William later took up land near Tenino, building a log cabin of two rooms. A family name Yantis had meanwhile arrived in the neighborhood and William fell in love with Ann, the second daughter. During the Indian troubles, Will Martin became a Lieutenant. In 1856 he and Ann were married at Fort Hennas on Mound Prairie, where the Yantis family had taken refuge.

The wedding of the dashing young soldier and his beautiful bride was one of the greatest events to take place at the fort.

Ann Yantis had spent four months in the saddle crossing the plains when she was fourteen years old. The older sister, whose duty it was to ride Jinny, the little mule, and herd the cattle along with the train, met with a serious accident, so Ann, despite her age and inexperience, assumed the task, driving the cattle nearly all the way across.

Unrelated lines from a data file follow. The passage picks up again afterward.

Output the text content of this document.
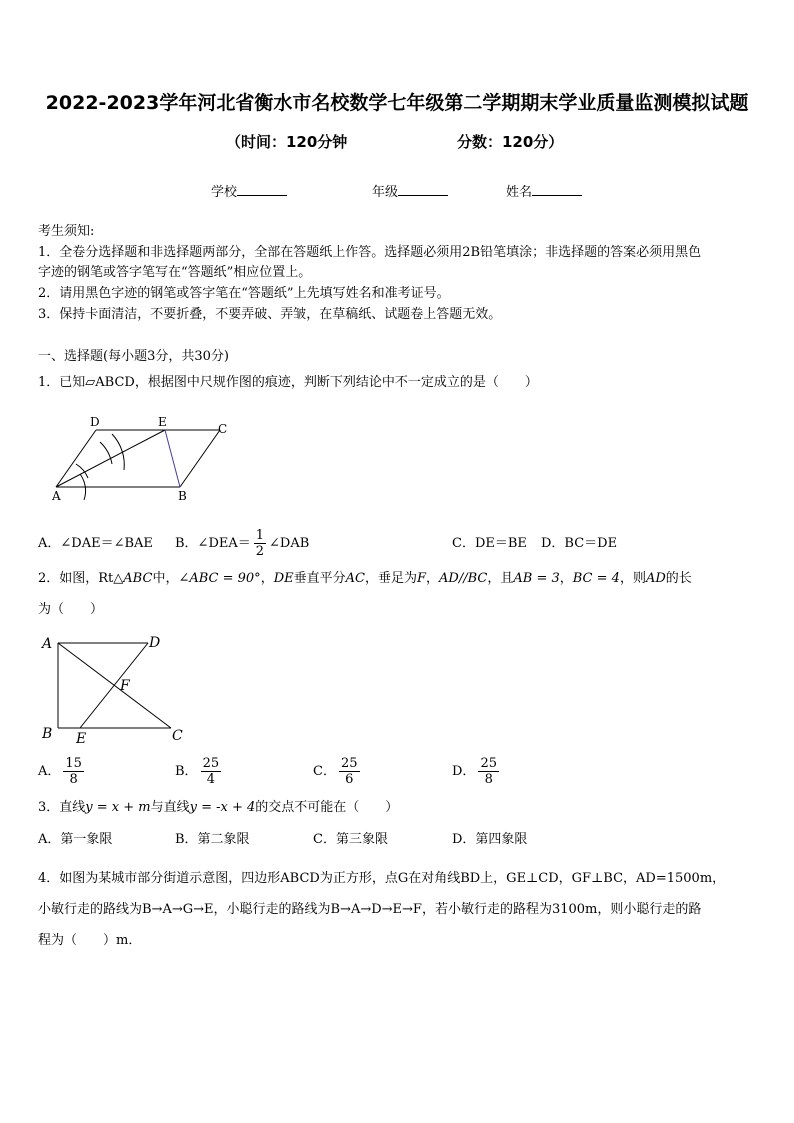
2022-2023学年河北省衡水市名校数学七年级第二学期期末学业质量监测模拟试题
（时间：120分钟	分数：120分）
学校	年级	姓名
考生须知:
1．全卷分选择题和非选择题两部分，全部在答题纸上作答。选择题必须用2B铅笔填涂；非选择题的答案必须用黑色
字迹的钢笔或答字笔写在“答题纸”相应位置上。
2．请用黑色字迹的钢笔或答字笔在“答题纸”上先填写姓名和准考证号。
3．保持卡面清洁，不要折叠，不要弄破、弄皱，在草稿纸、试题卷上答题无效。
一、选择题(每小题3分，共30分)
1．已知▱ABCD，根据图中尺规作图的痕迹，判断下列结论中不一定成立的是（　　）
A	B
C
D	E
A．∠DAE＝∠BAE B．∠DEA＝ $\frac{1}{2}$ ∠DAB	C．DE＝BE D．BC＝DE
2．如图，Rt△ABC中，∠ABC = 90°，DE垂直平分AC，垂足为F，AD//BC，且AB = 3，BC = 4，则AD的长
为（　　）
A
B	C
D
E
F
A． $\frac{15}{8}$	B． $\frac{25}{4}$	C． $\frac{25}{6}$	D． $\frac{25}{8}$
3．直线y = x + m与直线y = -x + 4的交点不可能在（　　）
A．第一象限	B．第二象限	C．第三象限	D．第四象限
4．如图为某城市部分街道示意图，四边形ABCD为正方形，点G在对角线BD上，GE⊥CD，GF⊥BC，AD=1500m，
小敏行走的路线为B→A→G→E，小聪行走的路线为B→A→D→E→F，若小敏行走的路程为3100m，则小聪行走的路
程为（　　）m．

Amid the hardships of pioneer life in the little frontier settlement in Thurston County, the Martins struggle with the other settlers, cutting down forest trees and clearing the land, planting and harvesting. In all of the development the Martins took an active part. Their children were born in the little log cabin among the pines.

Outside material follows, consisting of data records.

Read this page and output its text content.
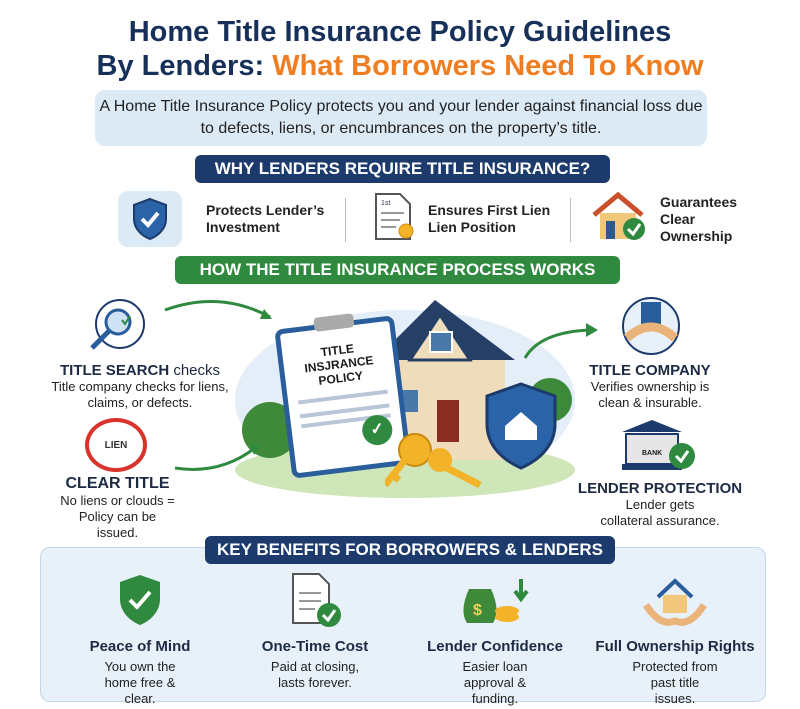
Home Title Insurance Policy Guidelines
By Lenders: What Borrowers Need To Know
A Home Title Insurance Policy protects you and your lender against financial loss due to defects, liens, or encumbrances on the property’s title.
WHY LENDERS REQUIRE TITLE INSURANCE?
Protects Lender’s Investment
1st	Ensures First Lien Lien Position
Guarantees Clear Ownership
HOW THE TITLE INSURANCE PROCESS WORKS
TITLE INSJRANCE POLICY
✓
TITLE SEARCH checks
Title company checks for liens, claims, or defects.
LIEN
CLEAR TITLE
No liens or clouds = Policy can be issued.
TITLE COMPANY
Verifies ownership is clean & insurable.
LENDER PROTECTION
Lender gets collateral assurance.
BANK
KEY BENEFITS FOR BORROWERS & LENDERS
Peace of Mind
You own the home free & clear.
One-Time Cost
Paid at closing, lasts forever.
$
Lender Confidence
Easier loan approval & funding.
Full Ownership Rights
Protected from past title issues.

William Martin made the furniture for their home, and his daughter speaks lovingly today of his skillful work in fashioning chairs and tables, bedsteads, a clothes press and everything in use about the cabin. “How I wish I had one of those chairs,” she said. “They are still in existence, and were beautifully made.”

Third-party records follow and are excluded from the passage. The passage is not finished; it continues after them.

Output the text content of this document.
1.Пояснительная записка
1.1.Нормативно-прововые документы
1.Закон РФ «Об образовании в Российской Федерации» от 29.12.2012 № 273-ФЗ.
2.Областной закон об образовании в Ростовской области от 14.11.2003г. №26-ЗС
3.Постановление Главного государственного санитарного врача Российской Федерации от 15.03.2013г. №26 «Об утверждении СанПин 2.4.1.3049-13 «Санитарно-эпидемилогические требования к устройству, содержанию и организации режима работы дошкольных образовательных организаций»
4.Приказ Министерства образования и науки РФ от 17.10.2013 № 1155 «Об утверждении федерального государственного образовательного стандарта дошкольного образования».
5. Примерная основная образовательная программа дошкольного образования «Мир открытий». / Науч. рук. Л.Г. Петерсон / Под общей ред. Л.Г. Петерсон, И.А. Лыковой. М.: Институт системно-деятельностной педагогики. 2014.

In 1872 the Martins, desiring to go into the stock business, loaded their possession into a lumber wagon, the only way of freighting in those days, and with their family headed for Snoqualmie Pass and the country east of the mountains.

They drove through the Yakima Valley, reached the Columbia, and were ferried across. They camped at Old Fort Walla Walla, and there, on the banks of the Columbia, this pioneer family again set up the family alter and created another frontier home.

The old blockhouse at Fort Walla Walla was the children’s playhouse. One of the old buildings inside the fort was used for church and Sunday school. General Howard, who was stationed near the old fort with his soldiers during an Indian outbreak when the Columbia River was patrolled, preached every Sunday and conducted the Sunday school.

The old wharf, which was really the hull of an old steamer, was commandeered in case the settlers would have to leave their homes in a hurry. Mothers and children slept on this wharf for ten successive nights, while the soldiers stood guard. One woman refused to leave her comfortable bed, but the soldiers went into her home and escorted her to the wharf. A wedding took place during the exciting period of waiting for an Indian attack.

The old steamer Frederick K. Billings plied up and down the Columbia and Mrs. Koontz recalls that she often rowed a boat out to the steamer, taking butter and eggs for shipment to the Portland market. The boat was run by Captain William Gray, son of the pioneer, Captain Gray.

The Baker railroad was built in 1872. The children of Wallula had many a free ride on the flat cars when this road was first built.

Six generation of this pioneer family have made their homes in the land chose in the ‘50s by the stout-hearted men and loyal women who braved the dangers of the plains and the wilderness beyond the Rocky Mountains.